Pierre Sergent raconte dans son livre Les Maréchaux de la Légion qu’au printemps 1941, par un de ces mystères dont l’armée et l’administration françaises ont le secret, les soldats du troisième régiment étranger d’infanterie en garnison à Fès, au Maroc, eurent un important rappel de solde. La conséquence immédiate en fut une épidémie de beuveries et de rixes qui submergea la prison et désorganisa le service.

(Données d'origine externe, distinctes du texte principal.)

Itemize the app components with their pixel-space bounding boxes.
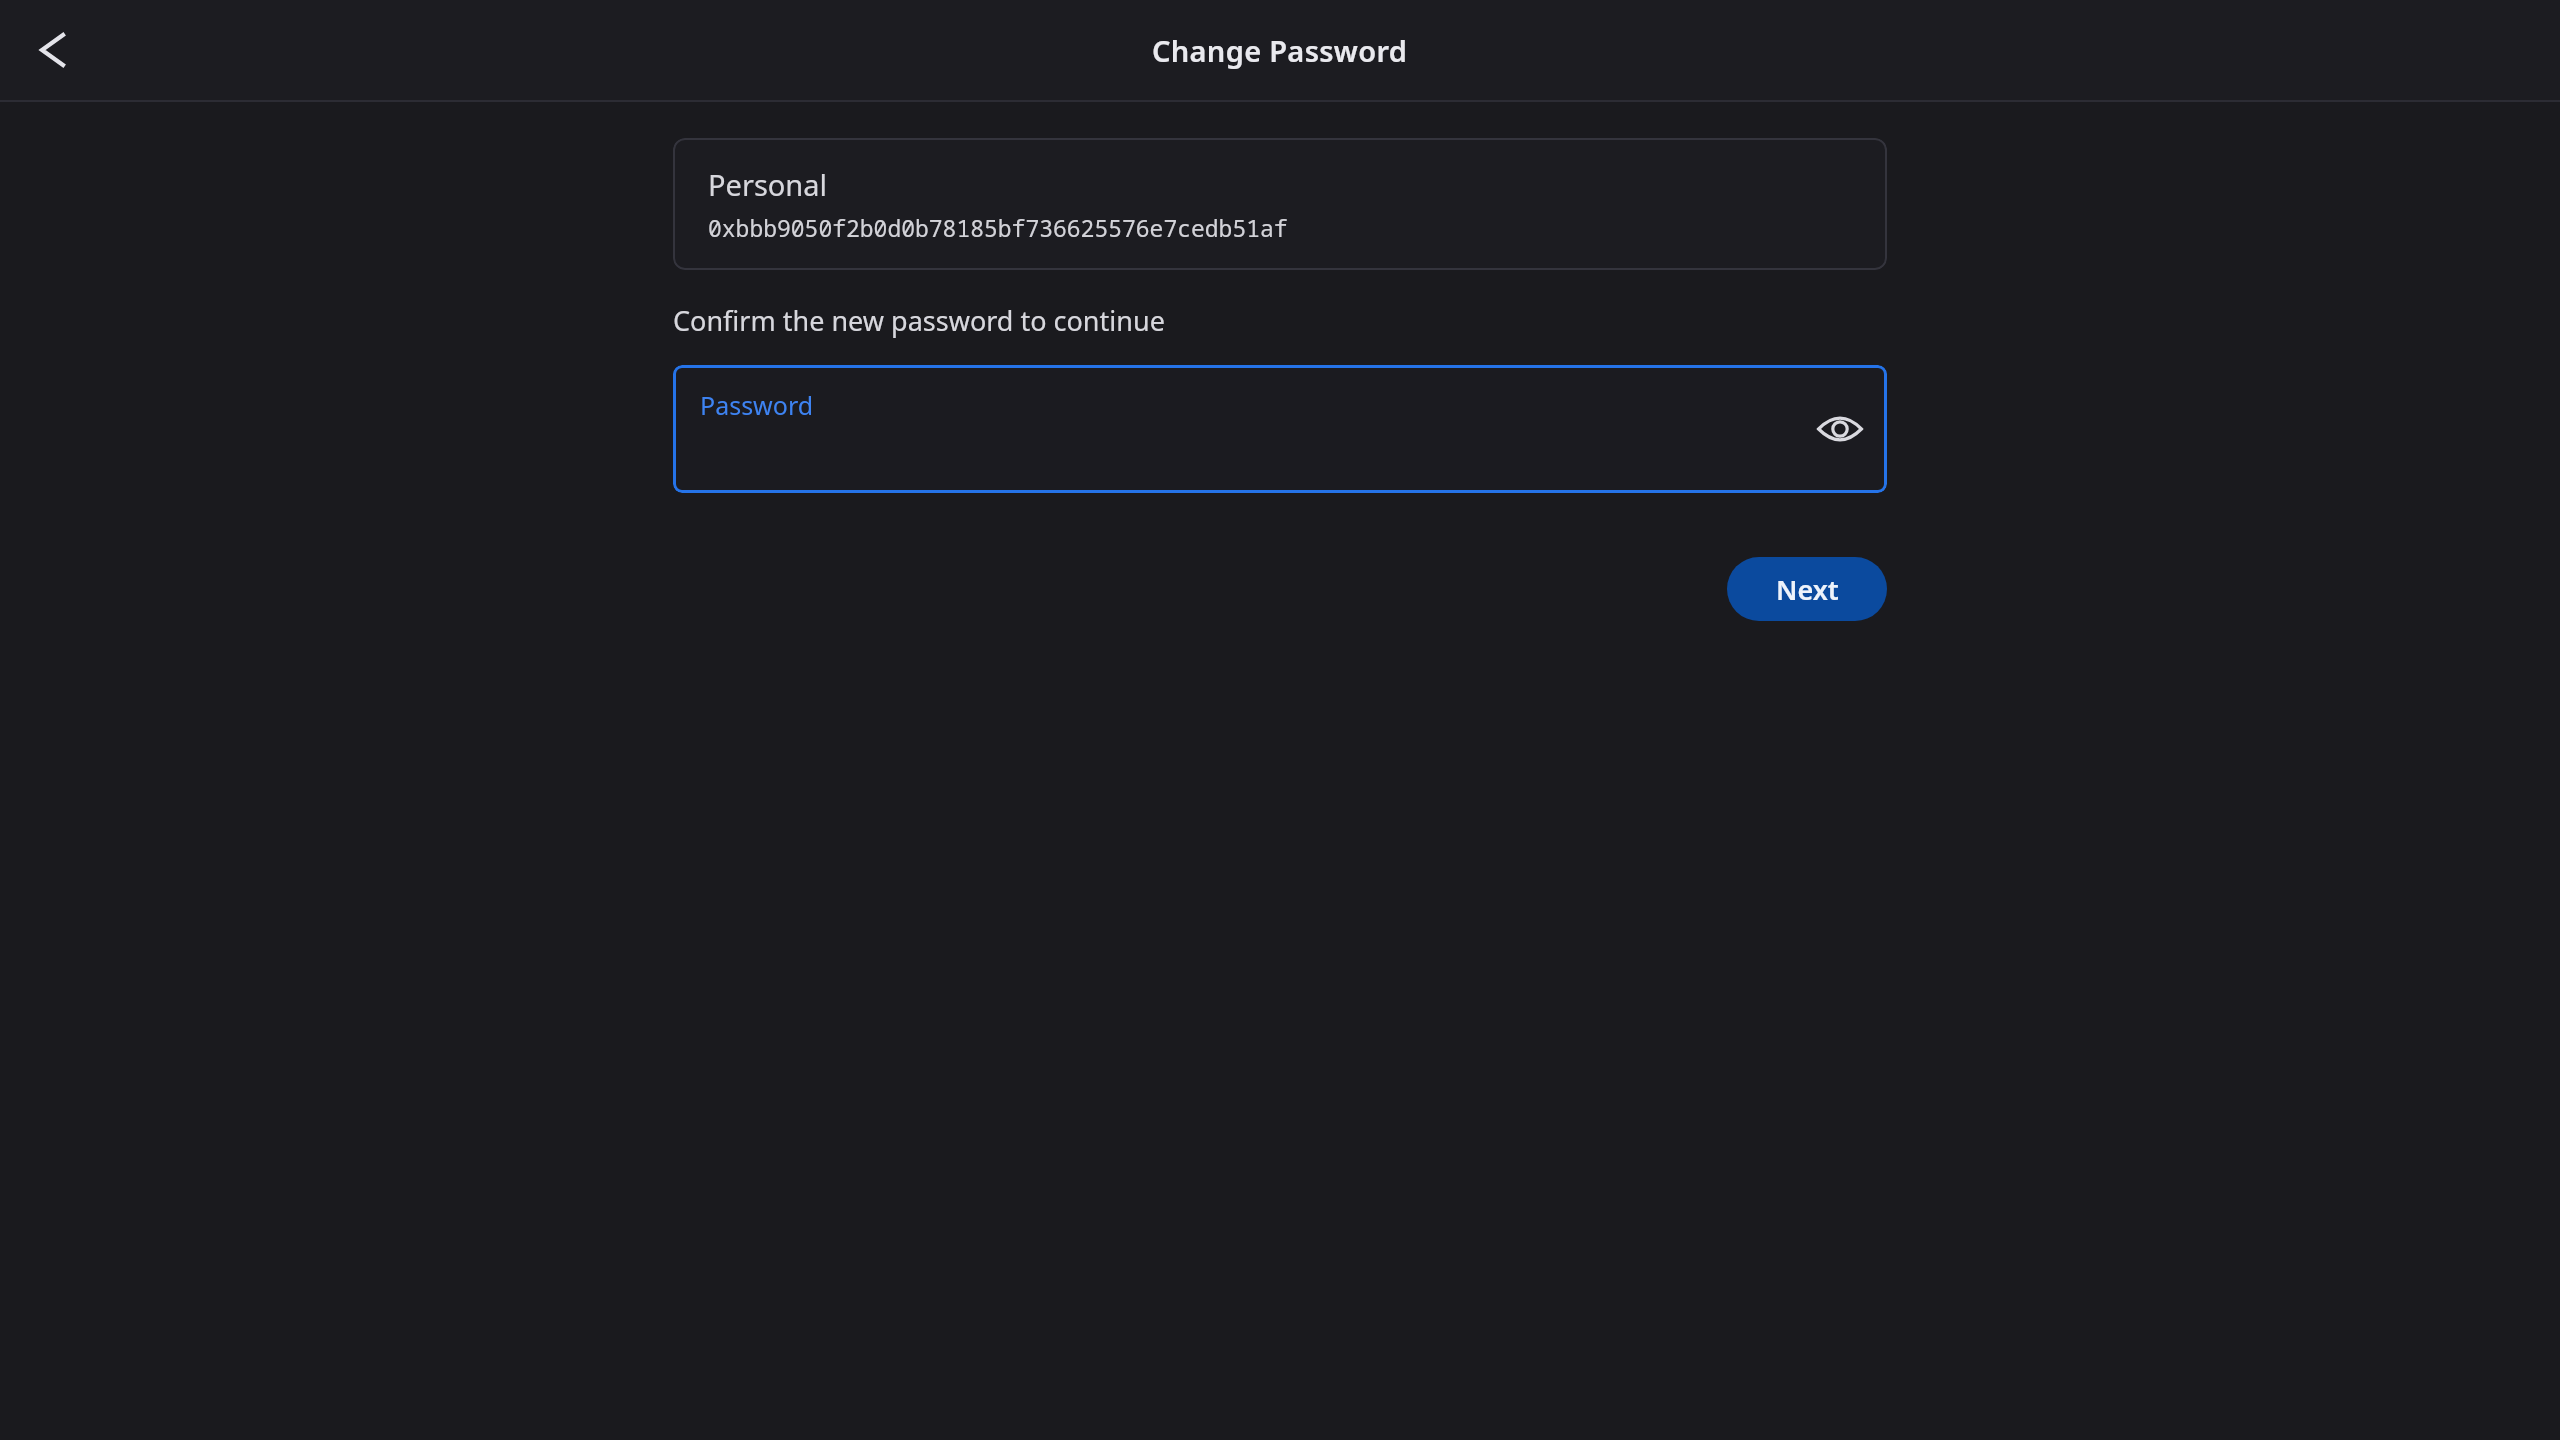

La France de Gérald Darmanin, sans augmentation de solde, hélas, connaît la même submersion. Pour y faire face, en attendant de construire à la hâte de nouveaux bâtiments, le ministère de la Justice aménage les peines, n’exécute pas celles qui sont inférieures à deux ans, multiplie les travaux d’intérêt général, les jours-amendes et la détention à domicile sous bracelet électronique. Et comme elle est humaniste en diable depuis Simone Veil et Robert Badinter, elle améliore le confort de certaines cellules, elle ménage de meilleures conditions de détention : c’est ainsi que le mariage ou le concubinage sont offerts aux prisonniers qui le souhaitent, et qu’ils peuvent recevoir leur conjoint en toute intimité dans ce qu’on nomme un « parloir famille ». Nordahl Lelandais, ou Périnet il a changé de nom , condamné en 2022 à perpétuité pour le meurtre de la petite Maëlys de Araujo, 8 ans, a de cette manière pu concevoir un fils qui a dix-huit mois maintenant. Résultat de cette manière douce : la criminalité croît et les prisons sont toujours plus engorgées.
Le colonel commandant le troisième étranger d’infanterie à Fès en 1941 choisit une autre méthode. Il nomma un nouveau responsable de la prison et lui tint ce langage : « La prison est archipleine. Tu vas en prendre la responsabilité pendant un mois. Si, dans un mois, l’effectif n’a pas diminué de moitié, tu y feras trente jours supplémentaires, mais, cette fois, comme puni. Alors, tu sais ce qu’il te reste à faire. » Le sous-officier transforma la prison en bagne : la peur de le subir devint plus forte que l’envie de boire. Appels, contre-appels, “décrassages” physiques interminables jusqu’à l’épuisement, corvées, punitions écrasantes au moindre prétexte, au vu et au su de tout le monde. En un mois, la mission était accomplie. Sans doute la révolution arc-en-ciel et humaniste rendrait-elle aujourd’hui cette méthode difficile d’emploi, mais elle fut efficace, quand la méthode Veil-Badinter, sous couleur d’humanité, engendre par son fiasco un monde inhumain.
Ce monde fondé sur les illusions des prétendues sciences sociales et sur la volonté prétendument bonne que nourrissent les idées fausses dépense beaucoup d’énergie, d’argent et d’erreurs pour organiser ce qu’il nomme la « réinsertion ». Trop souvent, ce n’est hélas qu’un rêve niais qui néglige la réalité.
Ainsi, par exemple, Nordahl Lelandais-Périnet vient-il, sous les yeux de son fils de dix-huit mois et l’objectif de la caméra de surveillance, d’étrangler à moitié sa compagne lors d’un parloir aménagé, la saisissant aux cheveux. Les chats ne font pas des chiens ni les pommiers des poires. La réinsertion, pauvre utopie administrative, néglige le plus important : l’âme. La Légion, pour en revenir à elle, propose autre chose, par l’anonymat qui protège l’engagé : une autre vie. Des bannis, des asociaux, des criminels peuvent devenir des héros. De même l’Église, dans le secret de la confession et le mystère du pardon, offre-t-elle un changement d’âme radical : la conversion. Des pervers, des voleurs, des meurtriers sont devenus des saints.
La Rédemption est une meilleure méthode que la réinsertion.